Артур едва не расхохотался. Эли фыркнула, прикрыв рот ладонью.
– Но вам все равно придется объяснить ему, что нам нужно.
– И что же это?
– Во-первых, его рассказ о том, как все было в ту рождественскую ночь.
– Это не проблема. Я был тут же.
– Да, но и его впечатления тоже. Во-вторых, он может звонить в Афины о нашем визите на Патмос, но не ранее послезавтрашнего дня. И в-третьих, сколько это будет на главном греческом: пять тысяч евро хватит?
– Ни в коем случае, сын мой. Тысячи ему хватит за глаза.
Артур полез в карман, добыл бумажник, достал две купюры по пятьсот евро, положил их на стол и подвинул толстяку-полицейскому. И поразился тому, с какой скоростью они испарились со стола, исчезнув в кармане полицейской формы.

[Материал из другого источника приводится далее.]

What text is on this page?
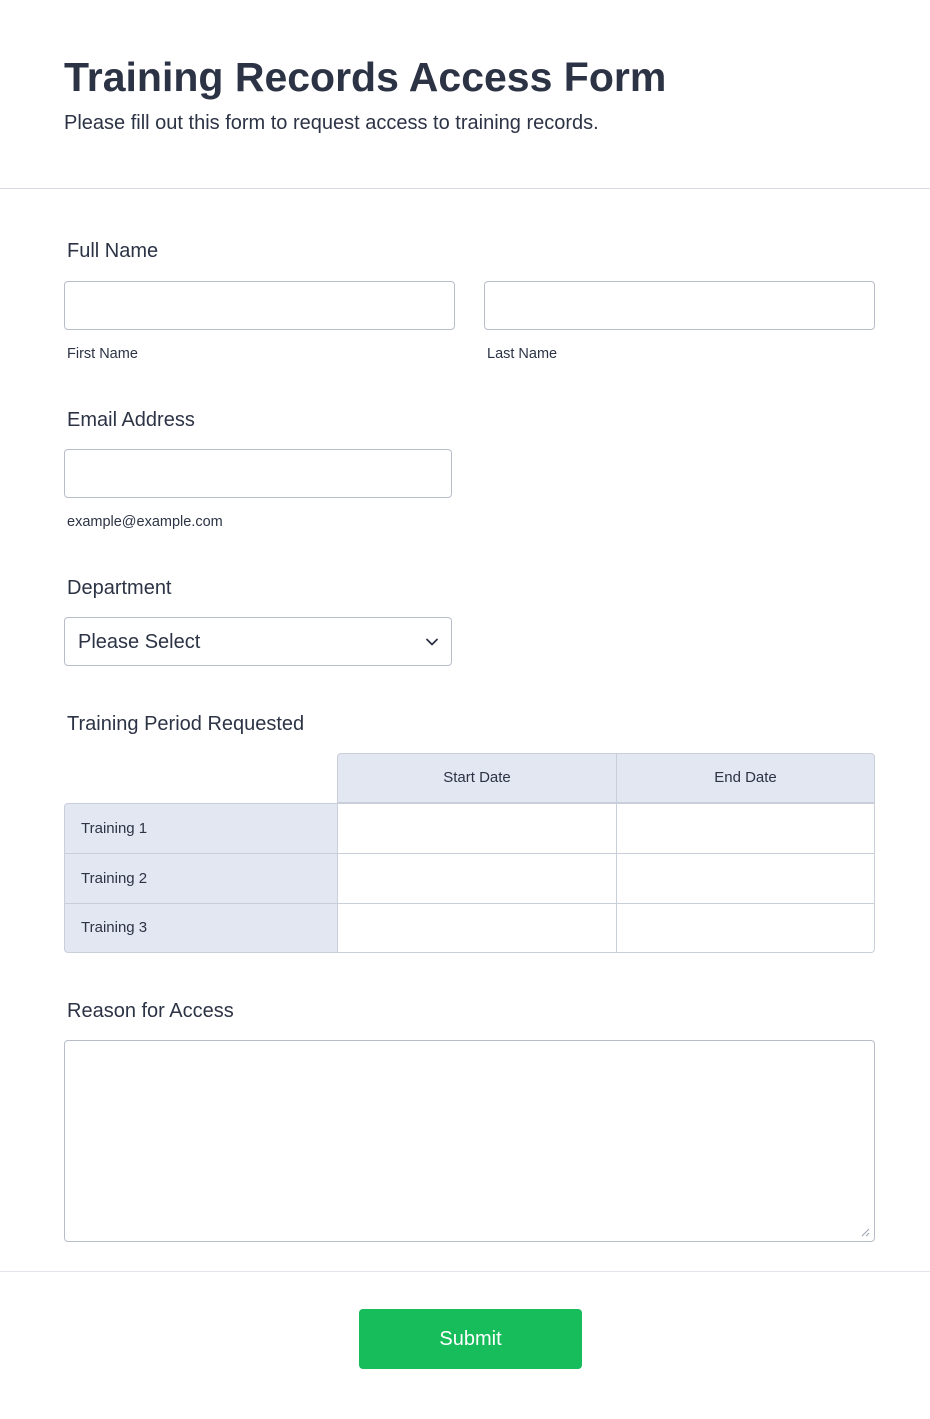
Training Records Access Form

Please fill out this form to request access to training records.

Full Name
First Name	Last Name
Email Address
example@example.com
Department
Please Select
Training Period Requested
Start Date	End Date
Training 1
Training 2
Training 3
Reason for Access
Submit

– Отец Иоанн, – обратился МакГрегор к настоятелю, – объясните ему теперь, что нам нужно.
Оба грека – священник и полицейский – заговорили одновременно, и с поразительной скоростью. Потом отец Иоанн кивнул.
– Он понял. Тем более, что вы начали разговор с ним на правильном греческом. – Он улыбнулся. Потом, немного помолчав, рассказал о событиях той страшной ночи.
– Ваш земляк, Кэмпбелл, – добавил настоятель, – убежден, что убийство тех двенадцати было ритуальным.
– Не думаю, – сказал Артур.
– Почему?
– С их спин была снята кожа. Значит, что-то было на коже.
– Татуировка? – предположила Эли.
– Очень может быть.
– Далее. Они искали что-то внутри иконы. Что могло там быть?
– Внутри икон ничего не бывает, – покачал головой отец Иоанн. – Икона пишется на доске. Это ведь не портфель. Что можно положить внутрь?
– Расколоть надвое. Выдолбить углубление. Положить, то, что нужно, – пояснила Эли.
– Вы так считаете?
– Нет. Но они могли так считать.
Айнштайн, опершись на стол, встал во весь свой гигантский рост.
– Сердечно благодарю за угощение, но я должен вас покинуть.
– Куда же? – удивленно спросил Артур.
– Я договорился о встрече со своим братом. Надеюсь, эта встреча многое прояснит.
– Здесь, на Патмосе?
– Я позвонил ему, когда узнал, что мы направляемся сюда. Он уже прибыл – из Израиля. Еще раз спасибо за все, и разрешите откланяться.
– Когда мы встретимся? – спросила Эли.
– Ночью. Ближе к утру. Я позвоню.
– Что ж, – пожал плечами Артур, – если это даст нам какую-то информацию, то отчего бы и нет…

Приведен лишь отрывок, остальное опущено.